Loney vs. Garciaparra
The first case is Loney versus Garciaparra. Loney came up in June. He had 50 AB in June, 94 in July, 90 in August and 91 in September. Garciaparra has played 68 games at first base, with an average of 3.84 plate appearances per game.

How to measure their value? One of the best ways is to use Baseball Prospectus’ Marginal Lineup Value (”MLV”) metric. This metric measures the additional run value of each plate appearance that a player has in an average offensive lineup. This can be multiplied by the number of plate appearances to give us an idea of the value, in runs, that each player generated, which can then be translated to wins by the standard 10 runs per win finding of sabermetrics. More info can be found here.

The metric MLVr is essentially equivalent to MLV per game, so we will use that. Let’s work from the assumption that Loney could have gotten 75% of Garciaparra’s games at first base this season.

Loney’s MLVr is .301. So, with 51 games for Loney at a rate of .301 MLV per game we get 15.35 or 1.5 wins.

Garciaparrra is at -.073, meaning that he is costing his team 0.073 runs per game. Over 51 games, he has cost his team 3 runs or 0.3 wins. So Loney is roughly equivalent to 2 wins better that Garciaparra over those 51 games.

Kemp vs. Gonzalez
Let’s work through the same exercise here. Matt wrote about Kemp earlier in the year pointing out his great power potential.

Gonzalez has played 127 games at OF. His MLVr is at least positive at .054. Kemp has put up an MLVr of .224. Again let’s take 75% of Gonzalez’ playing time and give it to Kemp. This is 95 games. The difference in MLVr over those 95 games is the difference in their MLVrs multiplied by 95, or 0.17* 95, which is just over 16 runs, or 1.6 wins.

Kemp versus Pierre
One last item. Let’s assume the Dodgers wised up and allowed Ethier to play every day instead of Pierre. This means they would likely have left Gonzalez in and played an everyday outfield of Ethier, Kemp and Gonzalez, so the net effect woudl be to replace Pierre with Kemp.

We have seen that adding Kemp in place of Gonzalez was worth almost 1.6 wins. What about comparing Kemp to Pierre? Pierre has an MLVr of -0.08. Taking 75% of his games and giving them to Kemp (and letting Gonzalez keep his full value) nets us .304 over 75% of Pierre’s 157 games, or .304 * 118, which is 35.8 runs, or 3.6 wins.

So by leaving Gonzalez in the OF, benching Pierre in favor of Kemp and benching Garciaparra earlier in the year in favor of Loney would have netted the Dodgers about 5.6 wins!

So what we have here is a difference of just under six wins primarily due to nothing more than allegiance to veterans. The Dodgers are 6 games out of the wild card and 8 out of the division right now. So just these two changes would have put them right into both races.
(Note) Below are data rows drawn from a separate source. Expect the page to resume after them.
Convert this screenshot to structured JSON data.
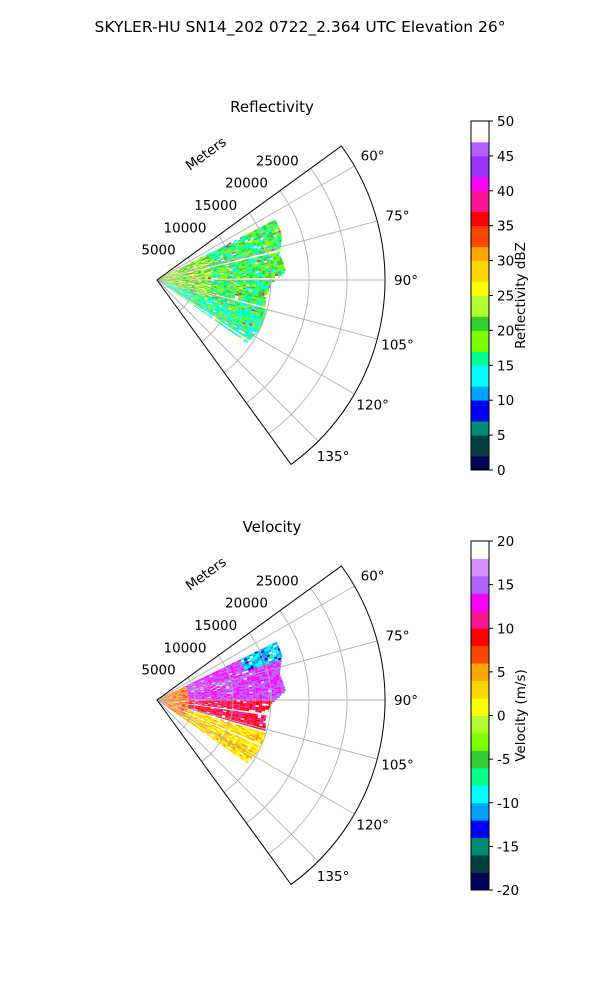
{
  "figure": {
    "suptitle": "SKYLER-HU  SN14_202  0722_2.364 UTC Elevation 26°"
  },
  "chart_data": [
    {
      "type": "polar-sector-heatmap",
      "title": "Reflectivity",
      "range_label": "Meters",
      "theta_range_deg": [
        54,
        144
      ],
      "r_max": 30000,
      "grid": true,
      "r_ticks": [
        5000,
        10000,
        15000,
        20000,
        25000
      ],
      "theta_ticks_deg": [
        60,
        75,
        90,
        105,
        120,
        135
      ],
      "data_extent": {
        "r_min_m": 0,
        "r_max_m": 18000,
        "theta_min_deg": 63,
        "theta_max_deg": 125,
        "dominant_values_dBZ": [
          15,
          22
        ],
        "outer_edge_range_m": [
          {
            "theta": 63,
            "r": 17500
          },
          {
            "theta": 70,
            "r": 17500
          },
          {
            "theta": 78,
            "r": 16500
          },
          {
            "theta": 86,
            "r": 17000
          },
          {
            "theta": 92,
            "r": 15000
          },
          {
            "theta": 100,
            "r": 14500
          },
          {
            "theta": 108,
            "r": 15000
          },
          {
            "theta": 116,
            "r": 15000
          },
          {
            "theta": 124,
            "r": 14500
          }
        ]
      },
      "colorbar": {
        "label": "Reflectivity dBZ",
        "vmin": 0,
        "vmax": 50,
        "ticks": [
          0,
          5,
          10,
          15,
          20,
          25,
          30,
          35,
          40,
          45,
          50
        ],
        "levels": 50,
        "colors": [
          "#00005a",
          "#004040",
          "#008c6e",
          "#0000ff",
          "#00a0ff",
          "#00ffff",
          "#00ff8c",
          "#7cfc00",
          "#32cd32",
          "#adff2f",
          "#ffff00",
          "#ffd700",
          "#ffa500",
          "#ff4500",
          "#ff0000",
          "#ff1493",
          "#ff00ff",
          "#9a32ff",
          "#b060ff",
          "#ffffff"
        ]
      }
    },
    {
      "type": "polar-sector-heatmap",
      "title": "Velocity",
      "range_label": "Meters",
      "theta_range_deg": [
        54,
        144
      ],
      "r_max": 30000,
      "grid": true,
      "r_ticks": [
        5000,
        10000,
        15000,
        20000,
        25000
      ],
      "theta_ticks_deg": [
        60,
        75,
        90,
        105,
        120,
        135
      ],
      "data_extent": {
        "r_min_m": 0,
        "r_max_m": 18000,
        "theta_min_deg": 63,
        "theta_max_deg": 125,
        "dominant_values_ms": [
          2,
          13
        ],
        "outer_edge_range_m": [
          {
            "theta": 63,
            "r": 17500
          },
          {
            "theta": 70,
            "r": 17500
          },
          {
            "theta": 78,
            "r": 16500
          },
          {
            "theta": 86,
            "r": 17000
          },
          {
            "theta": 92,
            "r": 15000
          },
          {
            "theta": 100,
            "r": 14500
          },
          {
            "theta": 108,
            "r": 15000
          },
          {
            "theta": 116,
            "r": 15000
          },
          {
            "theta": 124,
            "r": 14500
          }
        ]
      },
      "colorbar": {
        "label": "Velocity (m/s)",
        "vmin": -20,
        "vmax": 20,
        "ticks": [
          -20,
          -15,
          -10,
          -5,
          0,
          5,
          10,
          15,
          20
        ],
        "levels": 40,
        "colors": [
          "#00005a",
          "#004040",
          "#008c6e",
          "#0000ff",
          "#00a0ff",
          "#00ffff",
          "#00ff8c",
          "#32cd32",
          "#7cfc00",
          "#adff2f",
          "#ffff00",
          "#ffd700",
          "#ffa500",
          "#ff4500",
          "#ff0000",
          "#ff1493",
          "#ff00ff",
          "#b060ff",
          "#d890ff",
          "#ffffff"
        ]
      }
    }
  ]
}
With a little better luck in terms of their expected WP versus their actual one, if they had made these two moves and just performed at their expected winning percentage, which was a scant .003 less that the Rockies’ division leading .547, the Dodgers likely win the division.

This may be speculation, but the Dodgers are also 2-8 in their last ten, having packed it in. Perhaps this result changes also if they had the lead as opposed to being on the verge of elimination.

At the TrueBlueLA blog, the most recent entry summarizes the feeling of Dodger fans. The title, “Nihilism” says it all. And referring to Jeff Kent as “Jefferson Davis” will win points with me, since I just wrote about Davis in my latest Hardball Times column.

When you see just an absolute refusal to be creative, and the adherence to the “old boy network” that the TrueBlueLA guys point out, it is not hard to understand their angst. What could have been a playoff season was ruined by poor managerial and front office performance. Makes you wonder why the LA media had to run DePodesta out of town, and for this?